Friday, November 16, 2007
Look Out For Open Manholes
I was on my way to the library to blog when I fell down a manhole. I was drinking a cup of coffee and thinking so I didn't notice that the cover was off. Nor did I notice the yellow caution tape or the bright orange pylons stacked all around the manhole. Oh, and I didn't notice the man in the yellow hardhat yelling. Well, that's not actually true. I heard him yelling but I didn't think that the, "Hey, Buddy! You're going to fall down that manhole!" was directed at me.

Yes, I'm OK. Luck was with me. The fall was pretty far but there was a big mushy pile of mud at the bottom. I did spill my coffee though. That sucked.
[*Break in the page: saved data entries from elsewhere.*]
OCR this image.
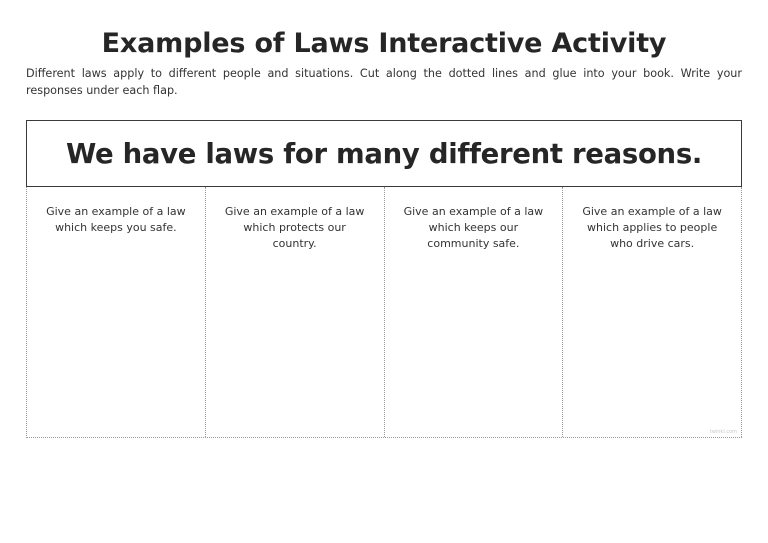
Examples of Laws Interactive Activity
Different laws apply to different people and situations. Cut along the dotted lines and glue into your book. Write your responses under each flap.
We have laws for many different reasons.
Give an example of a law which keeps you safe.
Give an example of a law which protects our country.
Give an example of a law which keeps our community safe.
Give an example of a law which applies to people who drive cars.
twinkl.com
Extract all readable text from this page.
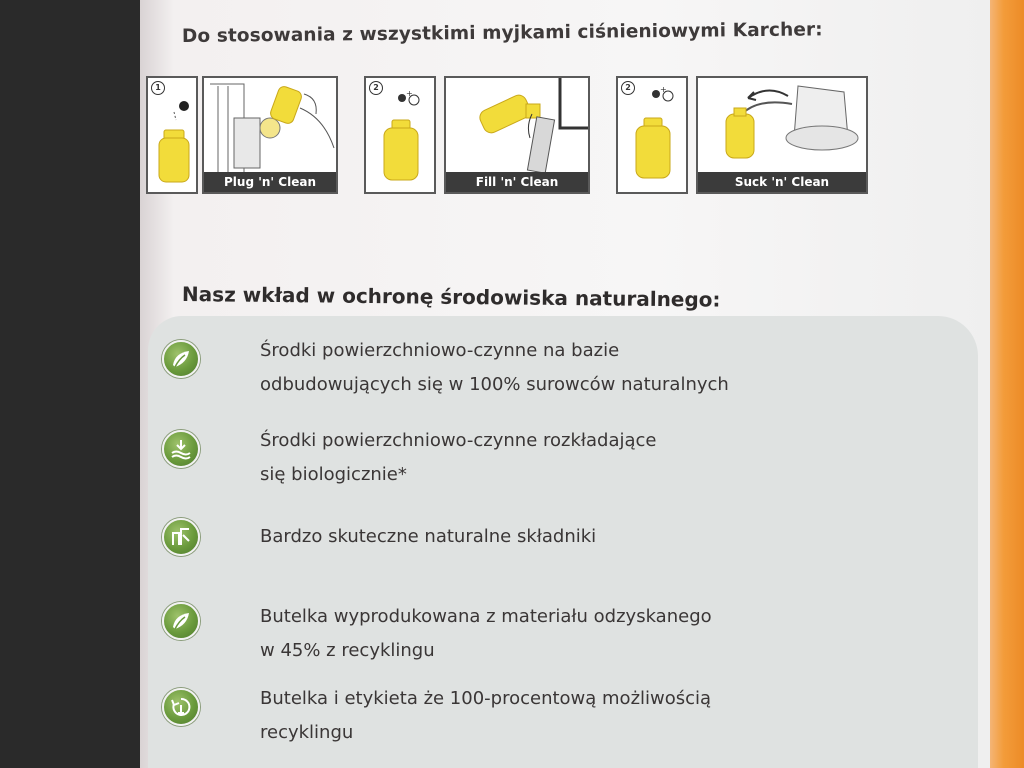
Do stosowania z wszystkimi myjkami ciśnieniowymi Karcher:
1
Plug 'n' Clean
2
+
Fill 'n' Clean
2	+
Suck 'n' Clean
Nasz wkład w ochronę środowiska naturalnego:
Środki powierzchniowo-czynne na bazie
odbudowujących się w 100% surowców naturalnych
Środki powierzchniowo-czynne rozkładające
się biologicznie*
Bardzo skuteczne naturalne składniki
Butelka wyprodukowana z materiału odzyskanego
w 45% z recyklingu
Butelka i etykieta że 100-procentową możliwością
recyklingu
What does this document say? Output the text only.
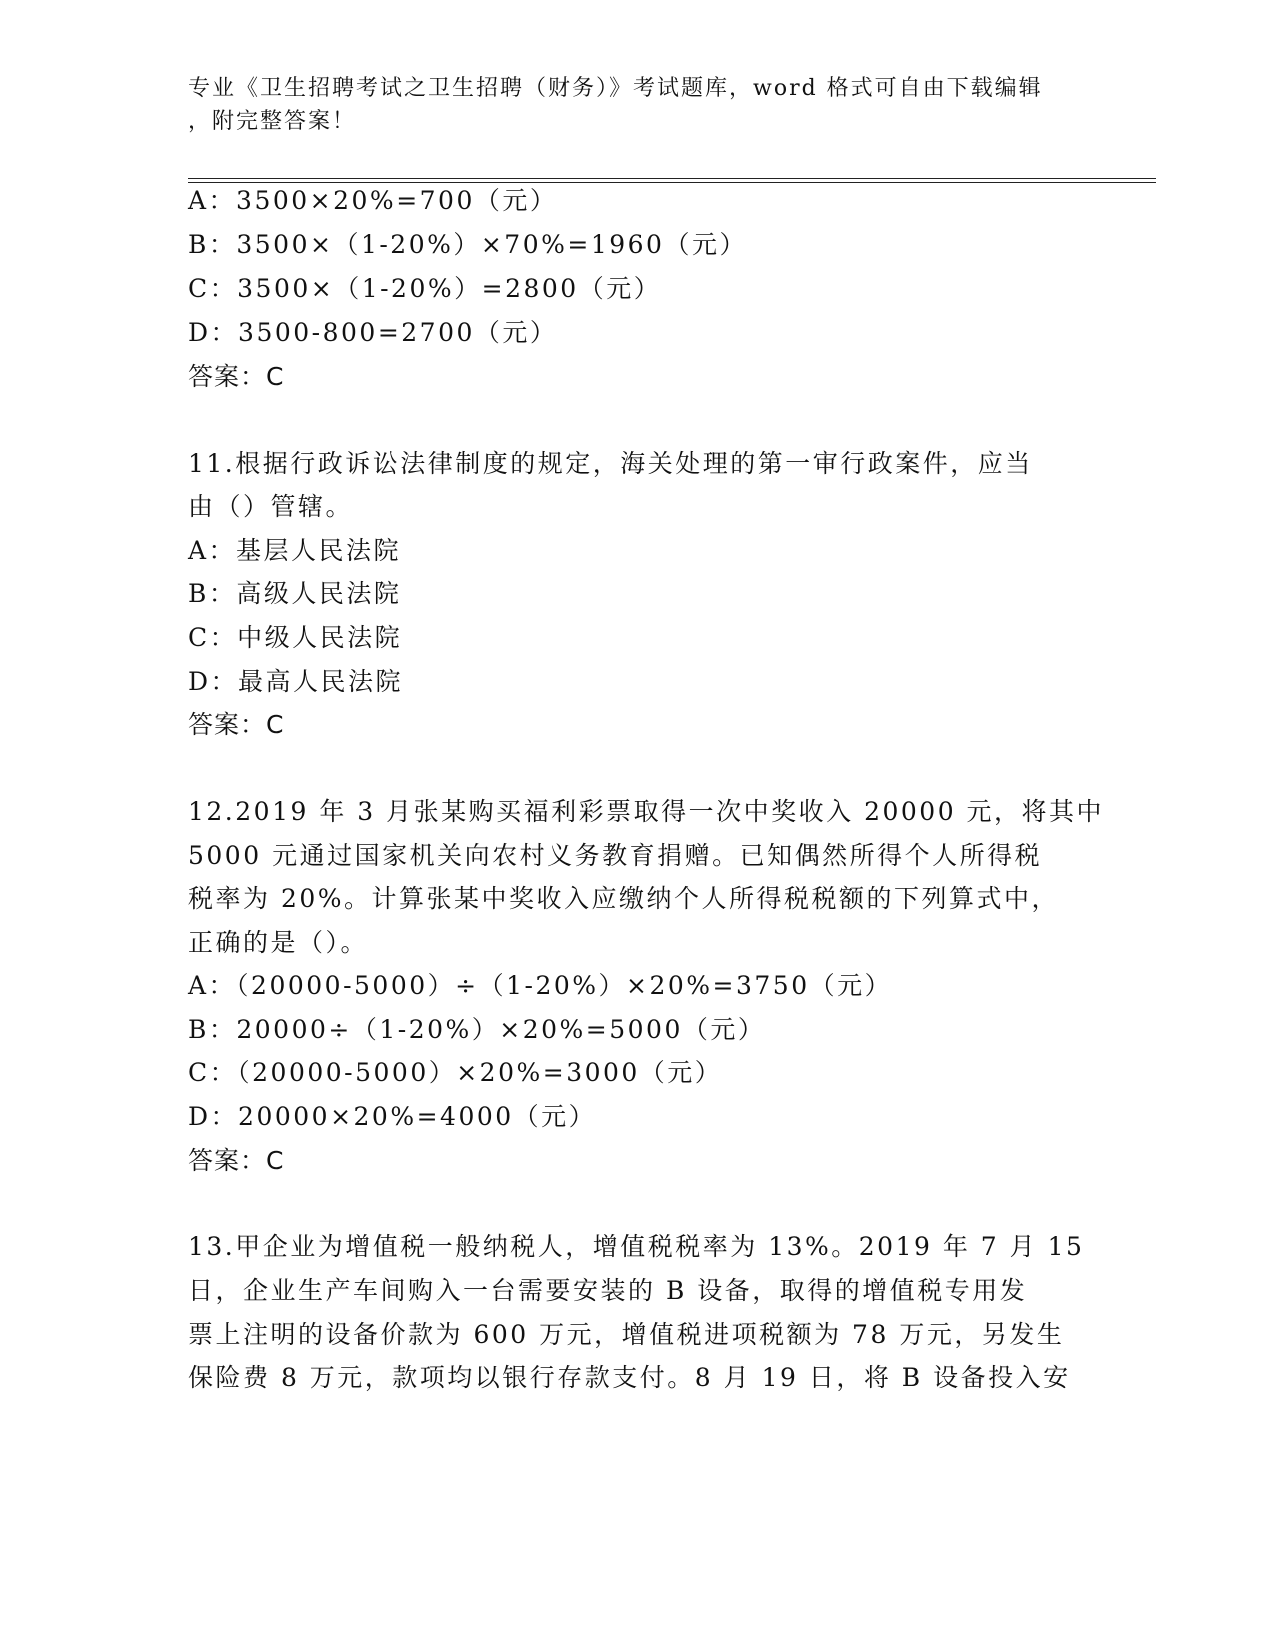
专业《卫生招聘考试之卫生招聘（财务）》考试题库，word 格式可自由下载编辑
，附完整答案！
A：3500×20%=700（元）
B：3500×（1-20%）×70%=1960（元）
C：3500×（1-20%）=2800（元）
D：3500-800=2700（元）
答案：C
11.根据行政诉讼法律制度的规定，海关处理的第一审行政案件，应当
由（）管辖。
A：基层人民法院
B：高级人民法院
C：中级人民法院
D：最高人民法院
答案：C
12.2019 年 3 月张某购买福利彩票取得一次中奖收入 20000 元，将其中
5000 元通过国家机关向农村义务教育捐赠。已知偶然所得个人所得税
税率为 20%。计算张某中奖收入应缴纳个人所得税税额的下列算式中，
正确的是（）。
A：（20000-5000）÷（1-20%）×20%=3750（元）
B：20000÷（1-20%）×20%=5000（元）
C：（20000-5000）×20%=3000（元）
D：20000×20%=4000（元）
答案：C
13.甲企业为增值税一般纳税人，增值税税率为 13%。2019 年 7 月 15
日，企业生产车间购入一台需要安装的 B 设备，取得的增值税专用发
票上注明的设备价款为 600 万元，增值税进项税额为 78 万元，另发生
保险费 8 万元，款项均以银行存款支付。8 月 19 日，将 B 设备投入安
Anyway, once I worked my way out of the big mushy pile of mud I started to look around for a way to get back out again. I could hear the traffic above me and what sounded like the guy in the yellow hard hat yelling at someone. At first I figured that I could just wait until the guy in the yellow hard hat yelled at enough people to get me out. However it was very very smelly down there next to the big pile of mushy mud. In fact, upon inspecting the big pile mushy mud it seemed that it wasn't only mushy, it was slimy too.

I let my eyes adjust to the darkness, tucking my nose in the collar of my t-shirt to help filter out some of the stink. It was then that I saw it- a big, mean, hairy dog like thing hunched in the corner under some pipes. There was slime dripping out from between its teeth. Not good.

Don't get me wrong, I like dogs but this thing wasn't going to go on my Cute or Friendly list any time soon. In fact this thing had just moved directly to the top of my Things I Wouldn't Want to Be Stuck 30 Feet Below Street Level In a Confined Space With list.

It made this very low, gravely growling noise in the back of it's throat and clicked it's teeth together slowly. I backed up trying to feel behind me for something I could use as a weapon. All I felt was that disgusting slime coating everything.

The big, mean, hairy dog-thing raised it's head up. I could see the slime covering it's black nose. Then it suddenly sneezed. Yes, it sneezed and covered me in slime. The hairy dog thing then lowered its head and wined. The damned thing had a cold.

Before I could really decide what to do, the last five feet of a white nylon rope plopped on my head. I looked up and saw that the guy in the yellow hard hat (who was still yelling) had gathered a group of people together and managed to send a rope down to me. From what I could see it looked like they were poised to haul me up. The dog thing with a cold started making those noises again so I grabbed the rope, eager to avoid another slime bath and I was pulled up.

So, I had to go back home shower and burn my clothes and then head back to the library, this time looking out for open manholes.


3 Comments:

Blogger Nichole D. said...

Uh, seriously?! This happened? Or is this some creative fiction? It's so hard to tell with you, sometimes...

Anonymous Anonymous said...

This comment has been removed by a blog administrator.

Blogger David S. said...

This so totally, really happened. To me, even.